Generally speaking, making hardware or any other high-tech digital object can be a pretty dirty job. In April 2000 the San Francisco Bay Guardian reported that several hi-tech workers were suing their employers because of serious illnesses. Higher rates of miscarriage, some types of cancer and premature death have been observed among the workers of semiconductor and hard disks factories in several countries.

Today all this still happens, just in other countries. Electronics manufacturing workers in Mexico and many other countries have just started to discover that they face the same health and safety hazards experienced 20 years ago in Silicon Valley.

The problem is not limited to the manufacturing of electronic devices: it remains even when it’s time to dump or recycle them. Electronic waste or E-waste is the most rapidly growing waste problem in the world. In 2005 nearly 2 million tons of electronic waste, including 133,000 PCs discarded each day, were produced in the U.S. alone.

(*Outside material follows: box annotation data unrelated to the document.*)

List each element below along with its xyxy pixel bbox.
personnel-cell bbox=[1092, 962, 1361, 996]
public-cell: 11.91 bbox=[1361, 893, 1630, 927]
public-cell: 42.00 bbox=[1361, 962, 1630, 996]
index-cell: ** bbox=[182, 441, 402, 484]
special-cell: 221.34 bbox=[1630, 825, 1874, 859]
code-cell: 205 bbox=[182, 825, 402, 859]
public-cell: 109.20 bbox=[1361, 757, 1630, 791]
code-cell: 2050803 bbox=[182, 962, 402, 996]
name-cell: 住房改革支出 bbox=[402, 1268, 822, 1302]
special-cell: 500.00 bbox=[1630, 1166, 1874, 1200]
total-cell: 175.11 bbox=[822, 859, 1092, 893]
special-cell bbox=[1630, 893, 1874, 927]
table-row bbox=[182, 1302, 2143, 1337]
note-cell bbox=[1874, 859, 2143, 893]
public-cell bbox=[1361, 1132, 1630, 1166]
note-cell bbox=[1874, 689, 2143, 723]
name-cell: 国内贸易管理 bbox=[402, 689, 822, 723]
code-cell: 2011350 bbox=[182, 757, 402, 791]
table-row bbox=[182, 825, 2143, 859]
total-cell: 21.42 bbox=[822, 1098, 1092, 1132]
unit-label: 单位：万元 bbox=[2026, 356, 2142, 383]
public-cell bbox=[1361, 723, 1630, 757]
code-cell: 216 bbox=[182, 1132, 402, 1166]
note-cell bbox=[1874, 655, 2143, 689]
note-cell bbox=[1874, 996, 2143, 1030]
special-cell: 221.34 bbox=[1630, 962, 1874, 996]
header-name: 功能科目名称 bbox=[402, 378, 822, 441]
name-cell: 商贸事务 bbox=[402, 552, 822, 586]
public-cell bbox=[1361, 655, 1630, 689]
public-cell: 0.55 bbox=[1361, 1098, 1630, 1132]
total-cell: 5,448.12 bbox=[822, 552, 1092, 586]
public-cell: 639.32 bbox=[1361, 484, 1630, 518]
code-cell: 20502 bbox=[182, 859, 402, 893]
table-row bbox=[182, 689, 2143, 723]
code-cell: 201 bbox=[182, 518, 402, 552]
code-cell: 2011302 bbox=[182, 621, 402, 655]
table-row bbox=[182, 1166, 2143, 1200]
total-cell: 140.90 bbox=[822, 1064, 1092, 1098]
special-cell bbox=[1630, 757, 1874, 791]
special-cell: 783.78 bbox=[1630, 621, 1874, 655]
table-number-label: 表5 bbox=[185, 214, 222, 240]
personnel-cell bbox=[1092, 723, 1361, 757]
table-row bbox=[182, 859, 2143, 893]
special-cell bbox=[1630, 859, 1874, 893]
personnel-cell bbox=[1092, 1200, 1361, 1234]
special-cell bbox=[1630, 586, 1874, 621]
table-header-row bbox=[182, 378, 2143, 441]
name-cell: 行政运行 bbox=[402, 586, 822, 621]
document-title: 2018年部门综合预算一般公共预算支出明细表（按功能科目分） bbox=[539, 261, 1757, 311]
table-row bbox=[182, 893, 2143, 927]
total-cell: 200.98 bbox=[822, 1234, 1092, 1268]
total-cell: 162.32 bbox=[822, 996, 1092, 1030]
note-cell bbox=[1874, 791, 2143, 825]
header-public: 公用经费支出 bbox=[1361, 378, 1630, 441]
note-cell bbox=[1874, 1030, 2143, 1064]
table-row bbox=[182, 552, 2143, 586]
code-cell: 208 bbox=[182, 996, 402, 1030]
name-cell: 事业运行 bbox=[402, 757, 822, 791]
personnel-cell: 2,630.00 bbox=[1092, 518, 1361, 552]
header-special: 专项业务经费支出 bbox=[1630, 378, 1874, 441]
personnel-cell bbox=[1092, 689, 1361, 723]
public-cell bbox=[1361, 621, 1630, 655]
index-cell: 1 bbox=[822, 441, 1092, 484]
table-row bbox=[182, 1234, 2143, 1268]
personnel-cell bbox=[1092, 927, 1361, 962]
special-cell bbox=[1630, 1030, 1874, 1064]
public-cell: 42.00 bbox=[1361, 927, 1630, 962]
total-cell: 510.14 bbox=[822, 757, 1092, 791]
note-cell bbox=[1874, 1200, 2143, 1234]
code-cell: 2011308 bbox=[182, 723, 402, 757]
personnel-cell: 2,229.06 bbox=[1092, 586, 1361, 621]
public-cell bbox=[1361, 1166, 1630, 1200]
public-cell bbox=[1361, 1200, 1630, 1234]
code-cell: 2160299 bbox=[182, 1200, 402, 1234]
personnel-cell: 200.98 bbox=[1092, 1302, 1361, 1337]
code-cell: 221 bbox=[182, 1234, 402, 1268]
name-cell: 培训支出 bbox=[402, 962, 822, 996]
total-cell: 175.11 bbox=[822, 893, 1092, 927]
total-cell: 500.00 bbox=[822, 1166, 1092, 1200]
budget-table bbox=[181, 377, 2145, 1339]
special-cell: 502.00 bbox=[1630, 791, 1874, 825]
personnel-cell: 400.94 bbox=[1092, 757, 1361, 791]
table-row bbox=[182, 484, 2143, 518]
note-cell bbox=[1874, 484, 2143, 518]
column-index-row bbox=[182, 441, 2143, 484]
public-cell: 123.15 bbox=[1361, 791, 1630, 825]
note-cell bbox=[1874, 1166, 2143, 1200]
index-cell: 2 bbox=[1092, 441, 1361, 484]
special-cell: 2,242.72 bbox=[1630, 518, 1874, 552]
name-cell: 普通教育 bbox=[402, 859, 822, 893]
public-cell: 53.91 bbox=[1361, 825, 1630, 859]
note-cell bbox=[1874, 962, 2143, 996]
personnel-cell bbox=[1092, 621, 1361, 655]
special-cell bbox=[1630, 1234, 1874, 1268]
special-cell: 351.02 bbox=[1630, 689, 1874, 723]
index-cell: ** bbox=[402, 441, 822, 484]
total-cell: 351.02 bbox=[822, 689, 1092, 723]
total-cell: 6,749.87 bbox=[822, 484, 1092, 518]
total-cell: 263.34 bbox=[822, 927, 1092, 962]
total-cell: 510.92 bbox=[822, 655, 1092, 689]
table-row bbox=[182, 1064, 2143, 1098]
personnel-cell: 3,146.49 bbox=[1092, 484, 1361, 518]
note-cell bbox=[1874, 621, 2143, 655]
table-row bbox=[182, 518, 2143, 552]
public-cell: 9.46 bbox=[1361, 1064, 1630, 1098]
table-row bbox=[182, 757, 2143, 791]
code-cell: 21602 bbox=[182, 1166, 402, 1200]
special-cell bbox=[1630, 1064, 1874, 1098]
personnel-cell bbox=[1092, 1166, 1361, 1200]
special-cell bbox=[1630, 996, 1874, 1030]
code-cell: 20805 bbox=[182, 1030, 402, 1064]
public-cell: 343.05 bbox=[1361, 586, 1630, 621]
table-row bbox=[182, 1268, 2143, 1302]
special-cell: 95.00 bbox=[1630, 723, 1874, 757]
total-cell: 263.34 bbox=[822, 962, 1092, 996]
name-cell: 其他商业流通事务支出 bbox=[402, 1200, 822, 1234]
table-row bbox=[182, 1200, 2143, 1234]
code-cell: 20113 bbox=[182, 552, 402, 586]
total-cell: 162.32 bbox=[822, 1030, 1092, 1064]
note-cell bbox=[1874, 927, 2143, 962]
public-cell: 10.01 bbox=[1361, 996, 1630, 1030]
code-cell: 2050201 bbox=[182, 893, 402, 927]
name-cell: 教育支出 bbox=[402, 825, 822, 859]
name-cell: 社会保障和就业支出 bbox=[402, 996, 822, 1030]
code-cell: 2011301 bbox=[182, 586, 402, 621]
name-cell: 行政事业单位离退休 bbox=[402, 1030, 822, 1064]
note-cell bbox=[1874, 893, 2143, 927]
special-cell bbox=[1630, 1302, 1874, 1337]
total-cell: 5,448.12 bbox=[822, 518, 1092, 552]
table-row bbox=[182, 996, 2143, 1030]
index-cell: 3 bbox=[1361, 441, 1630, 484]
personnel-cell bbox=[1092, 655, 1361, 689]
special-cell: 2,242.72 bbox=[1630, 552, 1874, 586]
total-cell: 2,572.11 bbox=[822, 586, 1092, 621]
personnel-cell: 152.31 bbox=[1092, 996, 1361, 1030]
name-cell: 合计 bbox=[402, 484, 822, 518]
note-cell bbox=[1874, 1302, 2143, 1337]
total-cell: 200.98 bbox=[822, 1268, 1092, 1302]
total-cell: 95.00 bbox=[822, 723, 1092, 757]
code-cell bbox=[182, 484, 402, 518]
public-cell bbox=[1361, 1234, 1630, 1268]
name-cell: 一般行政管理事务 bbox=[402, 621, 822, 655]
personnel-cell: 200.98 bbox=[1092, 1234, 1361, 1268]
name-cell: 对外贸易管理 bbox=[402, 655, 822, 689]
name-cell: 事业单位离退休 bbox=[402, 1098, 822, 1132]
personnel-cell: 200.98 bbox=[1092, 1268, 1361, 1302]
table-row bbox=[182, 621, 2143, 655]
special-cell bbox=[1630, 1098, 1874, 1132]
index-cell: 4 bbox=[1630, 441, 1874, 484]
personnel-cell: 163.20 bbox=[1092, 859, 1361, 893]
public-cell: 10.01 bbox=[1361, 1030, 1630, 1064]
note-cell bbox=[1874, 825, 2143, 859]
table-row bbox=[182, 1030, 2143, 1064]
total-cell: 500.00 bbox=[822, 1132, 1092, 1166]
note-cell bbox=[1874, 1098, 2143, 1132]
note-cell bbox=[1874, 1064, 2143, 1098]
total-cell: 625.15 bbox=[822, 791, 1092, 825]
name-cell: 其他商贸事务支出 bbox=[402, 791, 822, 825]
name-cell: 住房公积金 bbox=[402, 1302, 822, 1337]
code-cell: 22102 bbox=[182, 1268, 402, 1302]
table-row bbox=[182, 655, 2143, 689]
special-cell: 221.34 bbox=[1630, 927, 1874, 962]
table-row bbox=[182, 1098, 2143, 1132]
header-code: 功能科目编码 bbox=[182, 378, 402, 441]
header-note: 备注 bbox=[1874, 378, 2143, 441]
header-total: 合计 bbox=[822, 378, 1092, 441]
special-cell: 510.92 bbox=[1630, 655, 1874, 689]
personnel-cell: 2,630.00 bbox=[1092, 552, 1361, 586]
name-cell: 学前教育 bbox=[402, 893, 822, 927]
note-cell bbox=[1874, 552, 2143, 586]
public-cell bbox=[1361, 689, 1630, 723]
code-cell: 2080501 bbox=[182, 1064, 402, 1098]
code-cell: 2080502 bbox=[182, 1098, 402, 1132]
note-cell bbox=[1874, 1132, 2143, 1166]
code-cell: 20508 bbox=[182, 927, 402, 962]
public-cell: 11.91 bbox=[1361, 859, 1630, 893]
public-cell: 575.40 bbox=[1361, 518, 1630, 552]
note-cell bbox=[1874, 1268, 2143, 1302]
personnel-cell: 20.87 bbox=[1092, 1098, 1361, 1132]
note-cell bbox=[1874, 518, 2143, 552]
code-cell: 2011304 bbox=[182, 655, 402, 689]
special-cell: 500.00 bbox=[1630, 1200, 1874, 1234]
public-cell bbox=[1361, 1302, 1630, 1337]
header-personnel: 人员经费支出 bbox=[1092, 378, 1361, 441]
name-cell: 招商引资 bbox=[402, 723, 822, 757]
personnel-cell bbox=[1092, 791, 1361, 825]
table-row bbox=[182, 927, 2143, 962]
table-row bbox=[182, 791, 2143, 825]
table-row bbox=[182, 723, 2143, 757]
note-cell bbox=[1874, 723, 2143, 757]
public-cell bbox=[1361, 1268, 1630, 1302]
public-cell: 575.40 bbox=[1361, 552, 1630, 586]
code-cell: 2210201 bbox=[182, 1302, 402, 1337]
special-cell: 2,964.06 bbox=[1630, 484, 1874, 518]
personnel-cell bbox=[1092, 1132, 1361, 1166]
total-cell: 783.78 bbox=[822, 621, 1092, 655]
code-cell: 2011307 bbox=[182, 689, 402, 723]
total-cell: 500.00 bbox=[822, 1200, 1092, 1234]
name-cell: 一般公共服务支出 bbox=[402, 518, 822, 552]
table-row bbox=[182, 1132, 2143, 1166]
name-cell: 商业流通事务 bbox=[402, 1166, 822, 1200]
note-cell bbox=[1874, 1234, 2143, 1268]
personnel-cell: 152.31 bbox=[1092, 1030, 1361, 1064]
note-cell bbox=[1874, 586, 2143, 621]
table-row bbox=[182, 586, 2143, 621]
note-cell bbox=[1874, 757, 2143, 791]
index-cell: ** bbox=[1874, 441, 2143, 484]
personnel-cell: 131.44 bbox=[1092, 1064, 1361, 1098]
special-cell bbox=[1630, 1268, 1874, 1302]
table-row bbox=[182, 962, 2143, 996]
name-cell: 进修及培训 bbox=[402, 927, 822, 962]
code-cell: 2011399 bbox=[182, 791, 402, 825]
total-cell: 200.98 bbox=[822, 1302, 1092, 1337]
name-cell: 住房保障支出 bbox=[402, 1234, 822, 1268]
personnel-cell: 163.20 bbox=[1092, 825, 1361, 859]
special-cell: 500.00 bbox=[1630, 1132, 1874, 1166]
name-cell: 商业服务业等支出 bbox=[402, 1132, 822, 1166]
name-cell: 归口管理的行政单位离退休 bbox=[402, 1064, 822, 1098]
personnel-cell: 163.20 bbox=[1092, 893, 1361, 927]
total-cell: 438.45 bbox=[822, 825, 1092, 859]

This is true even if many computer makers have indeed started to use more environmentally friendly materials and procedures. All around the world there is still a huge quantity of older components which were produced committing what a 2002 report called the Seven Deadly Sins: these include usage of lead (brain and blood damage), flame retardants (hormones imbalance), and PVC cabling which generate dioxins when burned. Even in this case, often the world' richest countries are still simply dropping the problem abroad. Still in the U.S., only 10 to 15 percent of electronics are currently recycled, but in 80 per cent of those cases up to 80 percent simply means “exported overseas”. The situation in most other countries is the same or worse.

The true cost of software upgrades

Replacing even one single software program may mean to be forced to replace a whole, still perfectly working computer, that is to contribute to the problem described above. It starts innocently: a computer has 512 MB (Megabytes) of memory but the next version of program X requires at least 600 MB just to start up (in a computer, the “memory” is the set of circuits used for temporary storage of data and intermediate, real-time calculations. Permanent data storage happens in separate hard disks which can be internal or external to the computer). But there is no 88 Megabyte memory stick on the marketplace, the minimum size is 256 or 512 MB. Since they cost only a few dollars, OK, no big deal, let’s buy 256, right? Yes, but only if the the motherboard of that computer does have a place where one can plug the memory sticks they sell today.

At this point, in order to use “the next version of program X” the owner has already given in to buying more memory than is actually needed, plus a new motherboard to host it. Even if the program itself was obtained, legally or illegally, at no cost. But the new motherboard is, very likely, not compatible with the processor, the heart of the computer, so it is necessary to buy one of them too, please. Will the power supply connector of the new motherboard be directly compatible, without any adapter, with the power supply socket on the motherboard? This is not a big deal, especially because it only matters if the old power supply is powerful enough to handle the current motherboards and processors.